Платье было дорогим, и его фасон был выбран специально для юной девушки. Выбирать его для бала помогала Лукреции тетушка Алиса в одном из самых знаменитых магазинов на Бонд-стрит. На балах недостатка в кавалерах у Лукреции никогда не было – на каждый танец претендовала целая вереница поклонников.

Одровски продолжал молча смотреть на Лукрецию. Девушка чувствовала, что несмотря на бриллианты, сверкавшие у нее на шее и в ушах, и на ее уверенный тон, режиссер не обманывался на ее счет – перед ним стояла юное, взволнованное, смущенное существо.

В комнате воцарилась тишина, и, помедлив, Лукреция с тревогой спросила:

– Вы сможете это сделать?

– Пройдитесь по комнате, – словно не слыша ее, приказал Одровски.

Она сделала, что ей было велено.

– Мне нравится то, как вы движетесь, но вы делаете это очень по-английски, – сказал он.

Лукреция улыбнулась.

– Я знала, что вы так и подумаете, а ведь я на четверть француженка.

– Mon Dieu[5], но это же замечательно! – воскликнул Одровски. – Мадемуазель, открою вам: мой отец был француз, а мать – русская. Но поскольку сейчас французы, скажем так, не очень популярны – я, упоминая о своих родителях, заставляю их поменяться национальностями.

– Очень осмотрительно! – заметила Лукреция.

– А кроме того, в названии труппы «Петербургские актеры» есть нечто экзотичное, не правда ли?

– Романтика неизвестного! – согласилась Лукреция.

– Я буду давать вам уроки на французском, – продолжал Одровски. – Эта речь легче слетает с моих губ, чем английская, и это язык утонченности.

Усмехнувшись, он продолжал:

– Только англичане возводят юность в культ! Французы отдают предпочтение опыту. Во Франции женщине будут оказывать внимание, пока она не сойдет в могилу, в Англии все иначе. Совсем иначе! К тому времени, как она достигнет сорока лет, ее уже считают чуть ли не старухой! Mon Dieu, какое отвратительное слово!

Лукреция засмеялась.

– Я буду рада брать у вас уроки на любом языке, – сказала она. – Вот только времени у меня очень мало, мсье.

– Сколько именно?

– Три недели.

Он развел руками.

– C’est impossible![6]

– Надеюсь, что нет, – возразила Лукреция, – ведь у вас ученица, готовая усердно работать.

– Ну что ж, – ответил мэтр. – Тогда мы договорились! Но я заставлю вас трудиться до изнеможения. Мои актеры скажут вам, как я бываю педантичен, обучая их актерскому мастерству, – даже когда у нас достаточно времени, а они хорошо знают свои роли.

– Я не боюсь!

Лукреция пересекла комнату и присела к столу.

– Я привезла с собой банковский чек, – пояснила она. – Назовите мне сумму, которая вам необходима.

Одровски секунду поколебался. Потом он назвал сумму, хотя и большую, но, по представлению Лукреции, не запредельную для финансирования новой постановки.

Аккуратным ровным почерком она заполнила чек и поставила свою подпись с красивым росчерком.
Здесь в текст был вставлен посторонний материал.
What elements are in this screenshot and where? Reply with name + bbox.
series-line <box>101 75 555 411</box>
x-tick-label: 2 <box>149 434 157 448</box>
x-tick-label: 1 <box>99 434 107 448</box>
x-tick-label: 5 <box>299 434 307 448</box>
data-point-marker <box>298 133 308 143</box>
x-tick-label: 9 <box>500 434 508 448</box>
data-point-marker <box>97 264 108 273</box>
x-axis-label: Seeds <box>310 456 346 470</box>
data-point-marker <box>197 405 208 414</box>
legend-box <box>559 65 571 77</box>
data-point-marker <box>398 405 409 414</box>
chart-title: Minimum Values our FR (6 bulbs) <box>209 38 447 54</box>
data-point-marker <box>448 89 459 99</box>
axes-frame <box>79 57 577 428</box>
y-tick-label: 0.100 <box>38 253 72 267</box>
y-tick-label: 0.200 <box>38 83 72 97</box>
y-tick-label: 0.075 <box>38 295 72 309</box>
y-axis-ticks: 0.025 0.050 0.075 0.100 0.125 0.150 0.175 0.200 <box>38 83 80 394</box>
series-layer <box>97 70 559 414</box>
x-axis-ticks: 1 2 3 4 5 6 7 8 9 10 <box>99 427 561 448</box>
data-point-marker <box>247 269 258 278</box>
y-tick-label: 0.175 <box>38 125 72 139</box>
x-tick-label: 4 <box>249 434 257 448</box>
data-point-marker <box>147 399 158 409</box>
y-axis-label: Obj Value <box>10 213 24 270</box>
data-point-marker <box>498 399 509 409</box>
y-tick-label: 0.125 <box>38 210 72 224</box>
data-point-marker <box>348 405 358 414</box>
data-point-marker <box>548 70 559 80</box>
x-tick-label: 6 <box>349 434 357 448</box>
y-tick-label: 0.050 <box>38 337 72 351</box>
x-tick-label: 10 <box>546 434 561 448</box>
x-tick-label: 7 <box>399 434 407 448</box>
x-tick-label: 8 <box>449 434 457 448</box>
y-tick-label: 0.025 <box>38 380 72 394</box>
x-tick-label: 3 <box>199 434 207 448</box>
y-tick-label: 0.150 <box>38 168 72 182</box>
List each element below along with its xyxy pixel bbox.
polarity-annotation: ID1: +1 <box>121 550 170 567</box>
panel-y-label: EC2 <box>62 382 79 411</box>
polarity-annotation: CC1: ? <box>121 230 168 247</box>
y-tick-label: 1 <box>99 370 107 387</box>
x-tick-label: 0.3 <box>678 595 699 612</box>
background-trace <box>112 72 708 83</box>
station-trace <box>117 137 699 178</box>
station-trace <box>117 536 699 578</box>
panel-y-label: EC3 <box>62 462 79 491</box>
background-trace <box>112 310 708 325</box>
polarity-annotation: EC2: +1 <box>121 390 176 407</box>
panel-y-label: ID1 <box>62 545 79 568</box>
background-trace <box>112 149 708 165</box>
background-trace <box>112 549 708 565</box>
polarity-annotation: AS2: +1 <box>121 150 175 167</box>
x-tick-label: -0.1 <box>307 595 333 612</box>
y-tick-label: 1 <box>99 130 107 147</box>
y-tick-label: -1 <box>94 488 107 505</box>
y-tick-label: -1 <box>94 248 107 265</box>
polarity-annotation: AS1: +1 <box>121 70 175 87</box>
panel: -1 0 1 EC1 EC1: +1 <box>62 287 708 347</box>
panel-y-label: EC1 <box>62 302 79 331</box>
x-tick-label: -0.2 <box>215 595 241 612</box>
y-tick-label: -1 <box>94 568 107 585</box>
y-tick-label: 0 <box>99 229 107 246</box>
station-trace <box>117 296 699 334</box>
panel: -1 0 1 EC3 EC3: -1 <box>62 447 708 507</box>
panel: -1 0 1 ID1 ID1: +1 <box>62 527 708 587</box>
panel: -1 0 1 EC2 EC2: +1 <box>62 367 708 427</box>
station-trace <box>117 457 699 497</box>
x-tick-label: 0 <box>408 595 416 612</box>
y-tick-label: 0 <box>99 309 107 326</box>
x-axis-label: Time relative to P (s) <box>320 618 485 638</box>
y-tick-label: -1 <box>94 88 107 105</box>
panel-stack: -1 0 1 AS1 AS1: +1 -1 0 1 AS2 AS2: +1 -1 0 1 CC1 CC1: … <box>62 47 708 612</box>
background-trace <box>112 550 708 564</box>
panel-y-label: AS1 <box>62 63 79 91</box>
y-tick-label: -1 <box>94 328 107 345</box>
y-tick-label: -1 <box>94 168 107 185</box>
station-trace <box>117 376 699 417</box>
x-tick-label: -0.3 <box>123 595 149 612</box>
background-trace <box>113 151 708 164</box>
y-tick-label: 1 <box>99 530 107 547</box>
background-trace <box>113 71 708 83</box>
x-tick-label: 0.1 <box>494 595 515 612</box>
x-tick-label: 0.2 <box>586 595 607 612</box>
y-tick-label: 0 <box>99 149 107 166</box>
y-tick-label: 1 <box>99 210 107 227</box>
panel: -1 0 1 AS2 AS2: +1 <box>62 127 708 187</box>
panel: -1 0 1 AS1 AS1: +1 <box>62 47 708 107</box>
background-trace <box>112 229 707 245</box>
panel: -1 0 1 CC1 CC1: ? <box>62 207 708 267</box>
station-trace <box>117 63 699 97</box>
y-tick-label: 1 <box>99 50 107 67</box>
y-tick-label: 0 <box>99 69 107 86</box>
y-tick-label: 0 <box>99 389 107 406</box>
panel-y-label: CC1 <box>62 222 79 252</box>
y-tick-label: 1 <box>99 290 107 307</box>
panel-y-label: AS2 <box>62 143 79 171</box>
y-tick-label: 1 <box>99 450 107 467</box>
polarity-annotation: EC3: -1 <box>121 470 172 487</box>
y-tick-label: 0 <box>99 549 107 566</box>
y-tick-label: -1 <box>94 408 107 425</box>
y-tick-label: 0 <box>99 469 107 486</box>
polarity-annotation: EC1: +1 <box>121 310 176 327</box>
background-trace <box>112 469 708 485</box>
– Когда мы начнем? – спросила она, повернувшись к режиссеру с улыбкой.

– Чем вы сегодня заняты?

– У меня нет планов на этот вечер, – ответила Лукреция, – я собиралась посмотреть ваш спектакль. Потом, если это возможно и если вы будете свободны, я хотела бы пригласить вас на ужин.

Мэтр улыбнулся.

– А как же ваша репутация, мадемуазель?

– Мы можем пригласить кого-нибудь из знакомых, – ответила Лукреция, – или, еще лучше, поужинать там, где нас никто не увидит. Но в этом вопросе я должна положиться на вас.

– Вы излишне доверчивы, – задумчиво сказал он. – Откуда вам знать, что я вас не соблазню? Вы ведь весьма привлекательны.

– Во-первых, я умею о себе позаботиться, – ответила Лукреция, – а во-вторых, не могу поверить, что вы, амбициозный режиссер и актер, директор театра, готовы ради женщины лишиться чека, который лежит у вас на туалетном столе.